Fed officials turn focus to rate debate, eye on jobs, inflation
WASHINGTON (Reuters) -U.S. Federal Reserve officials on Monday turned their focus towards a debate over interest rate policy that is likely to intensify in coming months, with one top official saying the conditions for a rate hike could be met next year with job growth expected to continue and inflation already pushing beyond comfortable levels.
Fed Vice Chair Richard Clarida said that while the Fed remains “a ways away from considering raising interest rates,” if his current outlook for the economy proves correct then the “necessary conditions for raising the target range for the federal funds rate will have been met by year-end 2022.”
His remarks come as the Fed shifts attention towards a possible clash between its hope to drive jobs as high as possible, and its concern that inflation is already running too fast.
Inflation to date already presents “much more than a ‘moderate’ overshoot of our 2% longer-run inflation objective, and I would not consider a repeat performance next year a policy success,” Clarida said.
He said economic growth should drive the unemployment rate to 3.8% by the end of next year, and “eliminate the 4.2 million ‘employment gap’ relative to” the months before the pandemic.
At that point an interest rate path similar to the one laid out by Fed officials in September would “be entirely consistent” with the Fed’s new framework for hitting its 2% inflation target and reaching “maximum employment,” Clarida said in remarks prepared for presentation at the Brookings Institution.
That rate “dot plot” showed 18 Fed officials evenly split over the need to raise rates next year, with a majority showing rates rising more steadily in 2023 and 2024.

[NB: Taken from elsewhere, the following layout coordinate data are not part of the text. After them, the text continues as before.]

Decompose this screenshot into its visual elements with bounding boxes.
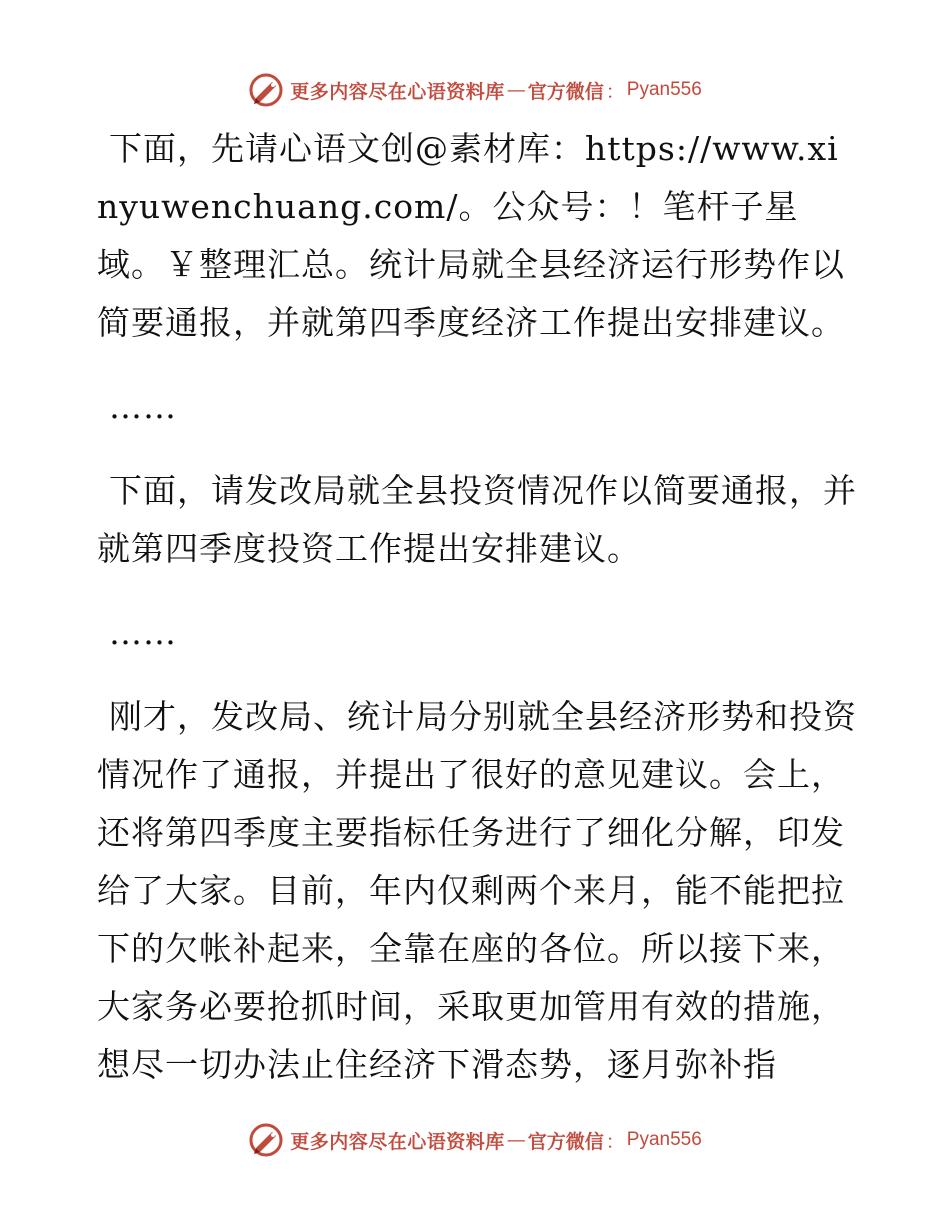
banner-wechat-id: Pyan556 <box>626 1129 702 1150</box>
banner-dash: — <box>506 1129 526 1151</box>
ellipsis-1: …… <box>109 387 177 426</box>
banner-text <box>290 77 702 104</box>
banner-wechat-id: Pyan556 <box>626 79 702 100</box>
pen-nib-logo-icon <box>248 72 284 108</box>
footer-banner <box>0 1120 950 1160</box>
banner-main-text: 更多内容尽在心语资料库 <box>290 80 505 103</box>
banner-main-text: 更多内容尽在心语资料库 <box>290 1130 505 1153</box>
paragraph-1: 下面，先请心语文创@素材库：https://www.xinyuwenchuang.com/。公众号：！笔杆子星域。￥整理汇总。统计局就全县经济运行形势作以简要通报，并就第四季度经济工作提出安排建议。 <box>97 129 845 342</box>
paragraph-2: 下面，请发改局就全县投资情况作以简要通报，并就第四季度投资工作提出安排建议。 <box>97 471 857 568</box>
banner-sub-text: 官方微信 <box>527 1130 604 1153</box>
banner-colon: ： <box>605 80 625 103</box>
document-body <box>97 120 857 1120</box>
banner-text <box>290 1127 702 1154</box>
banner-sub-text: 官方微信 <box>527 80 604 103</box>
paragraph-3: 刚才，发改局、统计局分别就全县经济形势和投资情况作了通报，并提出了很好的意见建议。会上，还将第四季度主要指标任务进行了细化分解，印发给了大家。目前，年内仅剩两个来月，能不能把拉下的欠帐补起来，全靠在座的各位。所以接下来，大家务必要抢抓时间，采取更加管用有效的措施，想尽一切办法止住经济下滑态势，逐月弥补指 <box>97 697 857 1084</box>
banner-colon: ： <box>605 1130 625 1153</box>
header-banner <box>0 70 950 110</box>
banner-dash: — <box>506 79 526 101</box>
ellipsis-2: …… <box>109 613 177 652</box>
pen-nib-logo-icon <box>248 1122 284 1158</box>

In separate remarks St. Louis Federal Reserve bank president James Bullard repeated his outlook that the Fed will need to raise rates twice next year — with U.S. job markets already so tight it is adding to inflation through growing wage and compensation costs.
“We are going to see downward pressure on the unemployment rate and we are going to continue to see a very hot jobs market with compensation rising,” Bullard said on Fox Business Network. “We’ve got quite a bit of inflation here…we definitely want to see that come down closer to our inflation target.”
“If inflation is more persistent than we are saying right now, then I think we may have to take a little sooner action in order to keep inflation under control,” Bullard .
Two other Federal Reserve bank presidents are due to speak later in the day.